Vernietiging arbeidsovereenkomst wegens dwaling niet rechtsgeldig

In deze zaak heeft de kantonrechter te Haarlem geoordeeld over de rechtsgeldigheid van de vernietiging van een arbeidsovereenkomst door de werkgever, Hoogvliet B.V., op grond van dwaling. De werkneemster, die in dienst was als aankomend kassamedewerker, had zich ziek gemeld met rugklachten en werd later ontslagen. Hoogvliet stelde dat de werkneemster tijdens de sollicitatie had moeten melden dat zij structureel arbeidsongeschikt was, wat zij niet had gedaan. De werkneemster betwistte dit en vorderde dat de kantonrechter zou verklaren dat de vernietiging van de arbeidsovereenkomst niet rechtsgeldig was.

De kantonrechter oordeelde dat Hoogvliet de arbeidsovereenkomst niet rechtsgeldig had vernietigd. De rechter stelde vast dat de werkneemster ten tijde van de sollicitatie niet over voldoende informatie beschikte om te begrijpen dat haar rugklachten haar ongeschikt maakten voor de functie. De kantonrechter wees erop dat de werkneemster op basis van haar eerdere ervaringen in de horeca niet had hoeven begrijpen dat zij ongeschikt was voor het kassawerk. De vordering van de werkneemster werd toegewezen, en Hoogvliet werd veroordeeld in de proceskosten.
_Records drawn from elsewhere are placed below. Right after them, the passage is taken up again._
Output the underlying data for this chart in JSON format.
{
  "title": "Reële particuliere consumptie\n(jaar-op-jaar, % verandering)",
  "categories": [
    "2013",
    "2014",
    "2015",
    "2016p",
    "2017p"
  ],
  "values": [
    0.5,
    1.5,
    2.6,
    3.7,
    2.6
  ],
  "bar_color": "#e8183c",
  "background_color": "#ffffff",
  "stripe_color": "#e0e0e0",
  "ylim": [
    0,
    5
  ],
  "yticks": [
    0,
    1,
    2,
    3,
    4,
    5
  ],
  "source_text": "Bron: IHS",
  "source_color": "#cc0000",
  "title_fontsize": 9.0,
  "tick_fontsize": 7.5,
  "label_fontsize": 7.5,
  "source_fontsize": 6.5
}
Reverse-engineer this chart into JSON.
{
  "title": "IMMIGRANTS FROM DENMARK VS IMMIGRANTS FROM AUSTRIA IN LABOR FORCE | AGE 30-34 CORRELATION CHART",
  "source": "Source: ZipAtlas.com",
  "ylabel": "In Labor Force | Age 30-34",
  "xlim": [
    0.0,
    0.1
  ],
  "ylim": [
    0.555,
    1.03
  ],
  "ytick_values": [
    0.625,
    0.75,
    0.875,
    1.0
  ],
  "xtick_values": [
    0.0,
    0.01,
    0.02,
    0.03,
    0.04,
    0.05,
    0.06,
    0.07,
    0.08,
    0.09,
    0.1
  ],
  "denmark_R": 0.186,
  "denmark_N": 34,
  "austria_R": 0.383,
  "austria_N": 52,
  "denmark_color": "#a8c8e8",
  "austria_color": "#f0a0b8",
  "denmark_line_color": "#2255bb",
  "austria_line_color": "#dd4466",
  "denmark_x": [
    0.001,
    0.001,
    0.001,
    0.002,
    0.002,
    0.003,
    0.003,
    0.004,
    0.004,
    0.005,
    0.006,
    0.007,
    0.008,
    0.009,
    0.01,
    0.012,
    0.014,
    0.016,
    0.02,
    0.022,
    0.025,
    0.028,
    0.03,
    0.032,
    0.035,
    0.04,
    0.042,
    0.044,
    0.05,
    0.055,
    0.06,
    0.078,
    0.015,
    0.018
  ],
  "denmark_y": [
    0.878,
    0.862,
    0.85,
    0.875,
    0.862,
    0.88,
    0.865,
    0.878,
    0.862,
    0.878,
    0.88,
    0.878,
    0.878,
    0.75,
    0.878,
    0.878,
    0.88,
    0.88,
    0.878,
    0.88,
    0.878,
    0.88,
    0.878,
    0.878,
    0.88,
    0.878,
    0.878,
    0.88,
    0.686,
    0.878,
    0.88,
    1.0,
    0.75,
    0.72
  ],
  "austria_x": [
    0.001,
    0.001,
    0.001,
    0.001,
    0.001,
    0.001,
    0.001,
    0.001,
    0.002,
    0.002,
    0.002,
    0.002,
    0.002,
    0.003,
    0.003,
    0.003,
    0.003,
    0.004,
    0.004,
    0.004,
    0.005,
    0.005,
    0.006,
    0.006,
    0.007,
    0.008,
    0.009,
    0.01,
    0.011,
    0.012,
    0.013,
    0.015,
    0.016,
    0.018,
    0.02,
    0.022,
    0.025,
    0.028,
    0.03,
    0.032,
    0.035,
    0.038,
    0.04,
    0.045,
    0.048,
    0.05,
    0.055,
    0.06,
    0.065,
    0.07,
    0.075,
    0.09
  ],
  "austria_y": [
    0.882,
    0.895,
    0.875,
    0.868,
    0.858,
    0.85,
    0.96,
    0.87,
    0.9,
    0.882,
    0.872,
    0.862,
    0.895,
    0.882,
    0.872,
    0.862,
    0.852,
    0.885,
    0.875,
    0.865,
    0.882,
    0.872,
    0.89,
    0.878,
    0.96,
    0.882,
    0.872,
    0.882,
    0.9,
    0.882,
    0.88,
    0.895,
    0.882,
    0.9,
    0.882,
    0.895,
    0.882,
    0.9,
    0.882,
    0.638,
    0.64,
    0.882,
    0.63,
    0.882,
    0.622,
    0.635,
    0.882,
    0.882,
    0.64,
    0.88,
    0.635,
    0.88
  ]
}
De uitspraak benadrukt de strenge eisen die gelden voor een beroep op dwaling in het arbeidsrecht en bevestigt dat een werkgever niet zomaar een arbeidsovereenkomst kan vernietigen zonder voldoende bewijs van een geschonden mededelingsplicht.

Uitspraak

RECHTBANK NOORD-HOLLAND

Handel, Kanton en Insolventie
locatie Haarlem
Zaaknr./rolnr.: 8370097 CV EXPL 20-2269
Uitspraakdatum: 4 november 2020
Vonnis van de kantonrechter in de zaak van:
[werkneemster]
wonende te [woonplaats]
verzoekende partij
verder te noemen: [werkneemster]
gemachtigde: mr. H.J. Visser
tegen
de besloten vennootschap met beperkte aansprakelijkheid
HOOGVLIET B.V.,
gevestigd te Alphen aan den Rijn
verwerende partij
verder te noemen: Hoogvliet
gemachtigde: H.F. Demper

1.Het procesverloop

1.1.
[werkneemster] heeft een verzoek gedaan primair om te oordelen dat de vernietiging van de arbeidsovereenkomst op grond van dwaling door Hoogvliet, niet rechtsgeldig is en subsidiair om het door Hoogvliet (subsidiair) verleende ontslag op staande voet te vernietigen. Hoogvliet heeft verweer gevoerd.
1.2.
Na een mondelinge behandeling op 6 februari 2020, heeft de kantonrechter bij beschikking van 25 februari 2020 bevolen dat de procedure ten aanzien van het primaire verzoek (te oordelen dat de vernietiging van de arbeidsovereenkomst wegens dwaling niet rechtsgeldig is) wordt voortgezet volgens de regels die gelden voor de dagvaardingsprocedure (8226012 AO VERZ 19-160). Het subsidiaire verzoek tot vernietiging van het ontslag op staande voet is bij voornoemde beschikking toegewezen.
1.3.
Hoogvliet heeft vervolgens een conclusie van antwoord ingediend. [werkneemster] heeft hierop een schriftelijke reactie (repliek) gegeven, waarna Hoogvliet schriftelijk heeft gereageerd (dupliek).
1.4.
Vervolgens is vonnis bepaald.

2.De feiten

2.1.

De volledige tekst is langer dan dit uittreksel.